Equus Mining Limited heeft uitstekende goud- en zilverboorresultaten aangekondigd na het verzamelen en opnieuw loggen van historische boorgegevens van een zeer interessante zone met de naam Pegaso VII Target op haar Cerro Bayo Project, dat voor 100% in eigendom is. Dit werk heeft een reeks zeer prioritaire boordoelen aan het licht gebracht langs een adergang met een breedte van ongeveer 450 m en een lengte van 1,4 km, gelegen op 2,5 km ten noordoosten van de verwerkingsfabriek van Cerro Bayo. Geplande vervolgboringen van in totaal 2.500 m zullen de geometrie en continuïteit van hoogwaardige mineralisatie testen over een verticaal interval van +250 m, zowel langs de lijn als op diepte, in een +400 m lang deel van de Pegaso VII-adercorridor.

Aangezien tegelijkertijd een groot deel (ongeveer 75%) van de historische boorkernen niet is geanalyseerd, en recente herlogging belangrijke niet bemonsterde boorkernintervallen met adervorming heeft gedefinieerd, is een gedetailleerd programma van historische boorkernen in uitvoering.
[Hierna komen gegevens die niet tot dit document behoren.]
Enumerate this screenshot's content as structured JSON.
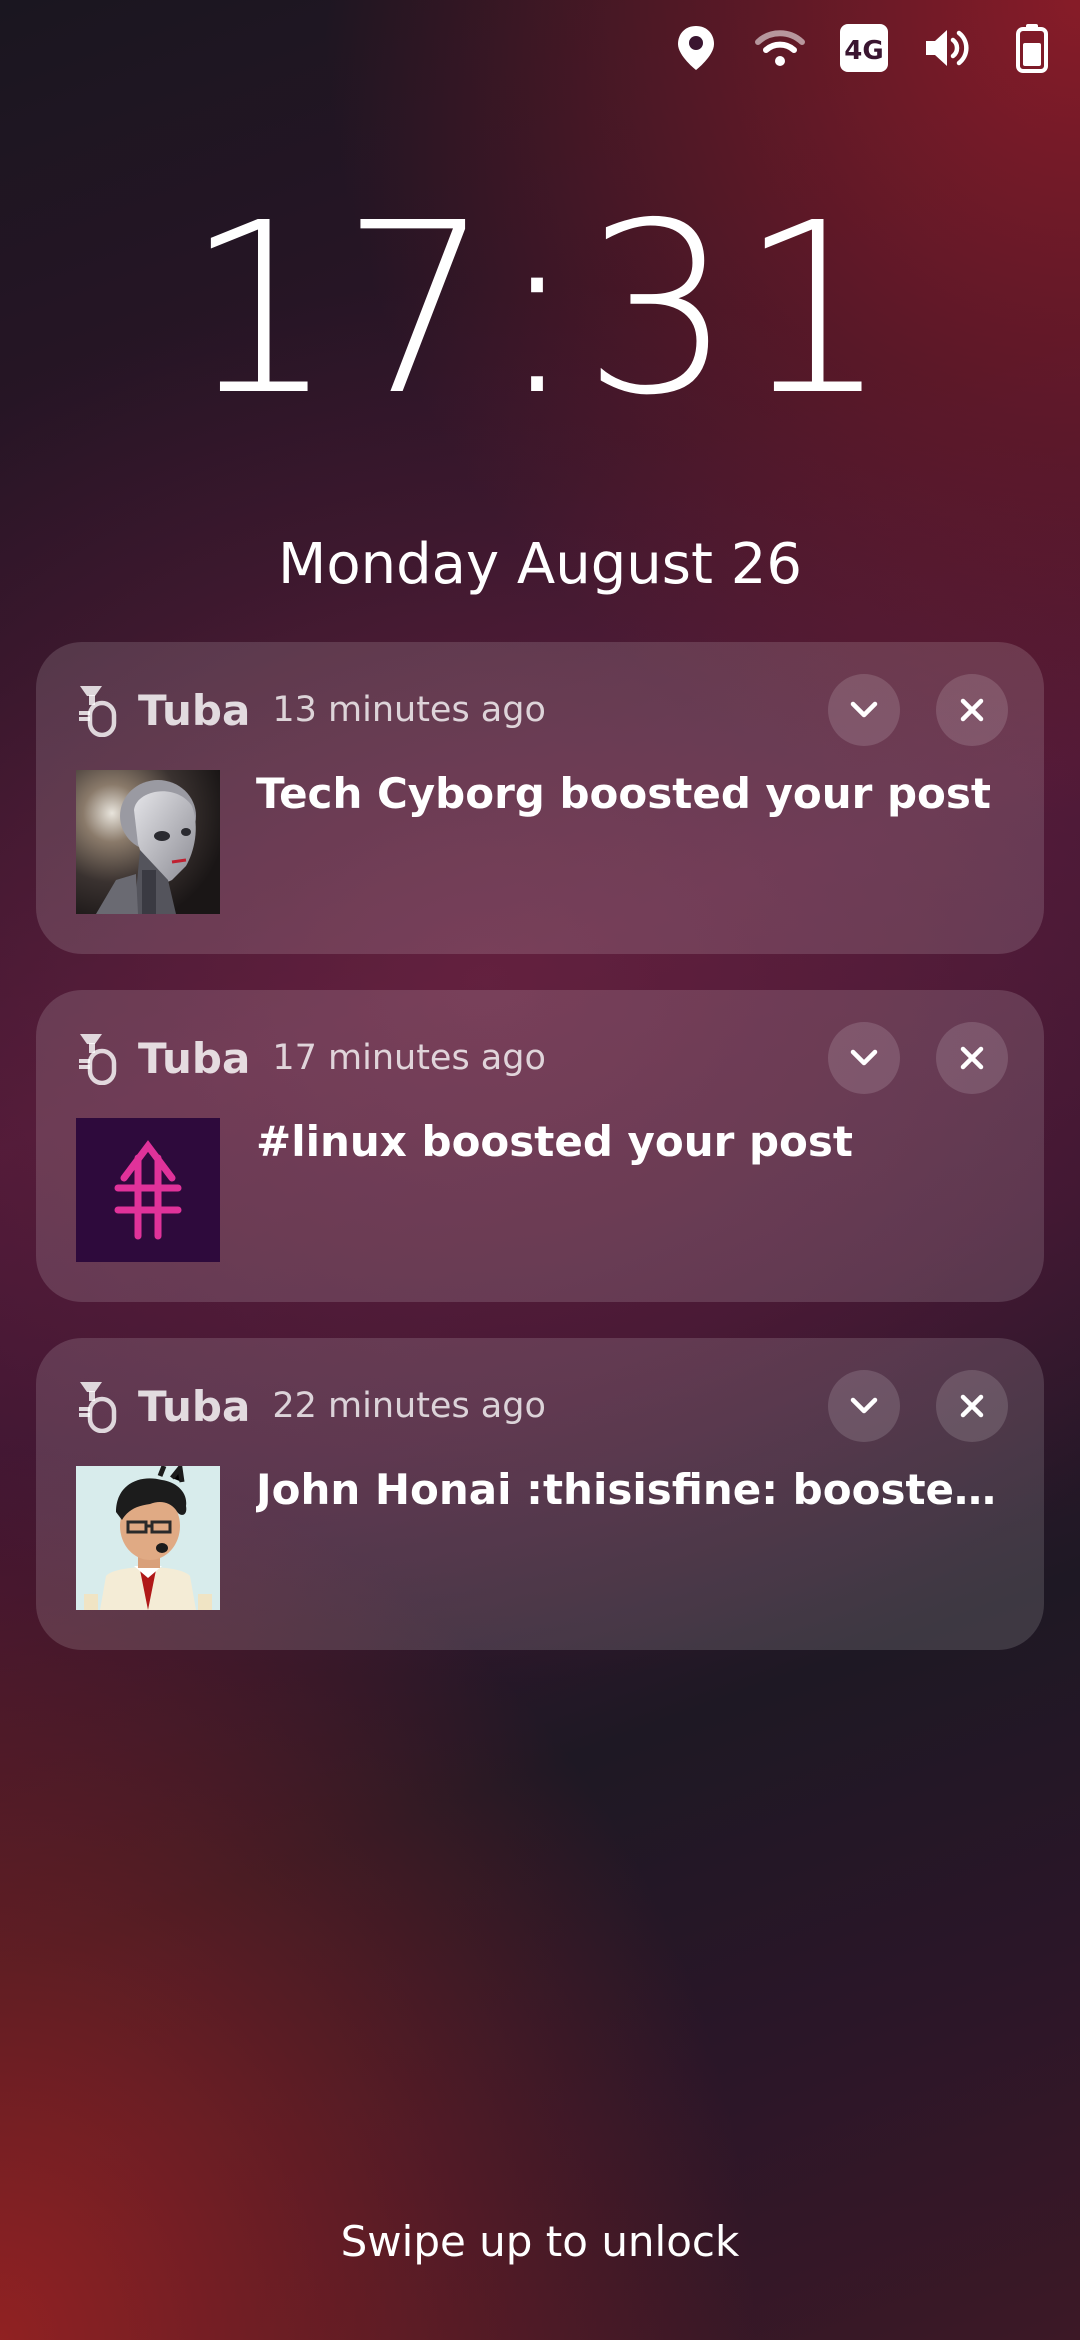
{
  "status_bar": {
    "icons": [
      "location-icon",
      "wifi-icon",
      "4g-icon",
      "volume-icon",
      "battery-icon"
    ],
    "network_label": "4G"
  },
  "clock": {
    "time": "17:31",
    "date": "Monday August 26"
  },
  "notifications": [
    {
      "app": "Tuba",
      "time_ago": "13 minutes ago",
      "text": "Tech Cyborg boosted your post",
      "avatar": "cyborg-avatar"
    },
    {
      "app": "Tuba",
      "time_ago": "17 minutes ago",
      "text": "#linux boosted your post",
      "avatar": "hashtag-avatar"
    },
    {
      "app": "Tuba",
      "time_ago": "22 minutes ago",
      "text": "John Honai :thisisfine: boosted you…",
      "avatar": "cartoon-man-avatar"
    }
  ],
  "unlock_hint": "Swipe up to unlock",
  "colors": {
    "hashtag_avatar_bg": "#2e0a3c",
    "hashtag_symbol": "#e0329a"
  }
}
Het Pegaso VII-doel bevindt zich 2,5 km ten noordoosten van de infrastructuur van de Cerro Bayo-fabriek en ligt 1 km in een subparallelle noordwestelijke trend van de gedeeltelijk geëxploiteerde Coyita-mijn (ongeveer 140kOz AuEq1 @ 6,6 g/t AuEq1 in mijnproductie/resterende NI 43.101-bronnen 2). De aders die tot nu toe in het Pegaso VII Target zijn vastgesteld, bevinden zich voornamelijk in de voetwal ten opzichte van de zuidoostelijk hellende Appaloosa-breuk.

In het Pegaso VII doel werd in totaal 14.134,67 m in 64 gaten geboord door vorige exploitanten, te beginnen in 2004 en waarvan het merendeel (>90%) vóór 2013 werd voltooid. Historische boorgatgegevens zijn opgenomen in JORC Tabel 1 en gedetailleerde resultaten3 van deze boringen zijn opgenomen in Bijlage 1. Historische boringen in het Pegaso VII-doel waren over het algemeen gericht op een 450 m brede en 1400 m lange corridor met een reeks subverticale aders die in kaart zijn gebracht en geïnterpreteerd aan de hand van boorkernen, voornamelijk langs noord-zuid- en noord-noordwestelijke trends. Een groot deel van de historische boringen was geconcentreerd in de zuidelijke 400 m van deze corridor, waar over een verticaal interval van +250 m hoogwaardige mineralisatie werd aangetroffen.

De bovengenoemde hoogwaardige resultaten komen over het algemeen overeen met zwak gebandeerde en verbrokkelde afzonderlijke aders met een breedte van 0,3-0,8 m, die gewoonlijk worden omgeven door zones van stapeladers en verbrokkeling met een breedte van 1-5 m. Recente eerste herlogging van de historische boorkern heeft significante intervallen van niet-gebemonsterde boorkern vastgesteld waarin zich ader- en brecciatiestructuur bevindt. Aangezien een groot deel van de historische boringen (75%) niet is geanalyseerd, wordt een systematisch programma van herlogging en bemonstering uitgevoerd om na te gaan of er nog meer kernintervallen zijn waarin zich mineralen bevinden die de definitie van bredere adergeometrieën kunnen ondersteunen.